Nos termos do artigo 3º do Código de Processo Penal, da interpretação jurisprudencial e doutrinária, o Código de Processo Civil é aplicado subsidiariamente ao Processo Penal, em casos de lacuna.

Chegou ao Superior Tribunal de Justiça uma discussão sobre a possibilidade de aplicação de astreintes no Processo Penal em relação a terceiros não participantes do processo, pela demora ou não no cumprimento de uma ordem determinada pelo Juízo Criminal. No caso concreto, a empresa Facebook Serviços On-line do Brasil LTDA descumpria ordem judicial que determinava a entrega de materiais para investigação em práticas de crimes de pedofilia por meio da internet.

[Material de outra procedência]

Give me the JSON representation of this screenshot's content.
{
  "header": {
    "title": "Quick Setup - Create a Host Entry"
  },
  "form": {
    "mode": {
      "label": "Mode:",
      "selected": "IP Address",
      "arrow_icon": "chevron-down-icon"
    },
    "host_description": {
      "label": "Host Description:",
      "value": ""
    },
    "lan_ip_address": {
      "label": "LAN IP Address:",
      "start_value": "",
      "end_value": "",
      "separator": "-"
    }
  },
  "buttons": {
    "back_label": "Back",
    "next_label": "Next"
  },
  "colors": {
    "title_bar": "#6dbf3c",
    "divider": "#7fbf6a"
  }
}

As astreintes servem como um instrumento de coação para que uma pessoa possa realizar um determinado ato, configurando um mecanismo de execução indireta.

Seguindo a maior parte do entendimento doutrinário, decidiram os ministros da Corte que a aplicação das astreintes é perfeitamente cabível ao processo penal, visto o poder geral de cautela conferido aos juízes criminais que já foi reconhecido pelo Supremo Tribunal Federal e a própria possibilidade da aplicação do diploma processual cível ao processo penal.

A teoria dos poderes implícitos, conforme relatado na decisão, também é um fundamento que serve para dar possibilidade de aplicação da astreintes pelos juízes.

Importante salientar, a discussão da aplicabilidade da multa contra terceiros não participantes da relação jurídico processual. Neste ponto não haveria impedimento para aplicação da multa a terceiros, estando a doutrina majoritária de acordo quanto a esta possibilidade, com entendimento ainda de que tal aplicação da multa seria totalmente inválida diante do réu, uma vez que infringiria o direito de que ninguém é obrigado a fazer prova contra si mesmo.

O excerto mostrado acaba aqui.